Nonstop (Issue III/2019)


Adèle looks around. A man in a cheap suit observes her in the metro car: "His shoes are uncleaned, his hands hairy. He is ugly. He could be the one." Adèle is constantly on the lookout. She takes every opportunity to have quick sex with strangers. She often gets drunk, gets grabbed and picked up. Adèle plays out the rest of her life like she’s in a stage play.

As a journalist writing for a Paris newspaper, she infuses her articles with invented statements from anonymous sources. And as the mother of a young son, she misses an appointment with a paediatrician because she was kissing someone for too long. Her unsuspecting husband, the gastroenterologist Richard, longs to move to the country with her. Adèle has other dreams, fantasizing about rough sex and “being a doll in a monster's garden."

In her latest book "Adèle: A Novel,” the Moroccan-French writer Leïla Slimani invents a heroine whose life is built on lies. The book, translated by Sam Taylor, is not the kind of story one might expect from a self-determined, sexually emancipated woman who takes who she wants: Slimani tells the story of an obsession.

When the original novel was published in 2014, some French journalists were surprised "that a Moroccan woman could write such a book"; "such a book", which means "a ruthless book about a woman who is addicted to sex". With this observation, Slimani begins her 2017 book "Paroles d'honneur” a series of conversations with women from the Islamic World. In a society in which there is no freedom to live out one's feelings, "sex inevitably becomes an obsession", Slimani explains, giving the key piece of information to understand her book: addiction. Adèle is a prisoner, not a liberated person.

We follow Adèle: "a frustrated woman" who leads a double life and is "eaten away by her own insincerity" who rebels against norms but "has no real pleasure". Adèle was "a somewhat exaggerated metaphor for the sexuality of young Moroccan women".

Anyone who has read her Prix Goncourt-winning novel "Lullaby" (Chanson douce), knows that there is nothing comfortable about the literary world conjured up by Slimani, who was born in Rabat in 1981 and now lives in Paris. In a sober, almost cold tone, the author describes human abysses. "Lullaby" tells the story of a Parisian couple and their only seemingly perfect nanny, who subsequently stabs her protégés.
 
Here child murder, there sex addiction. Slimani introduces the horror right at the start of her books. The novels then let the tragedy unfold. There is a lot of malice contained in short remarks. At an evening invitation, Adèle hears guests laugh at Richard's jokes. "Adèle doesn't think he's funny." And when her husband later has a motorcycle accident, she not only tries to seduce his doctor, but even concludes that it would have been better if Richard had died.

All this is written in a powerful way. The chapters are short, the style snappy.

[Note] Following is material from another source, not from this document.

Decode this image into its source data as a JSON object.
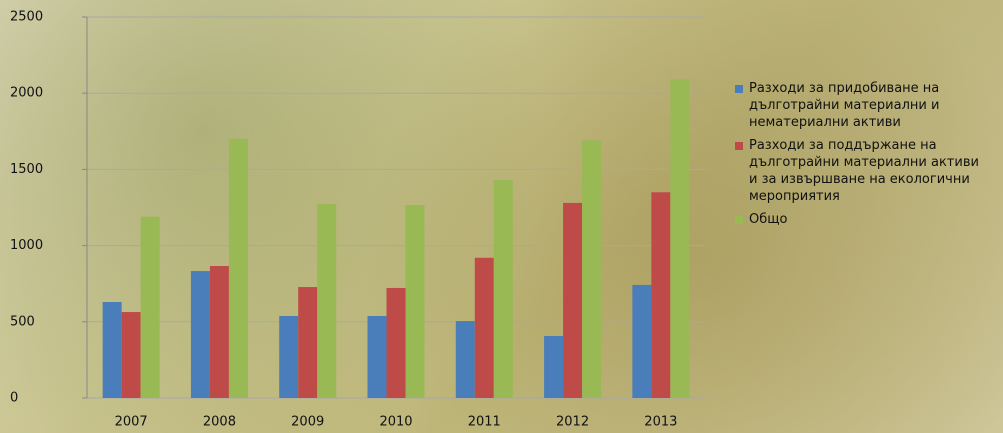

At the same time, the author unnecessarily often emphasizes the obsessive nature of Adèle's behavior. Much is spelled out instead of implied. It only gets exciting on a literary level when Adèle's husband learns about her double life. Here Slimani surprises with a skillful change of perspective. Richard, who until now was little more than an extra, gets his own voice. What's more, he develops his own obsession. Now he, the doctor, wants to heal his wife. Towards the end, the novel takes a ghostly turn. The reader remains - and this leaves a lasting impression - in a fog of unease.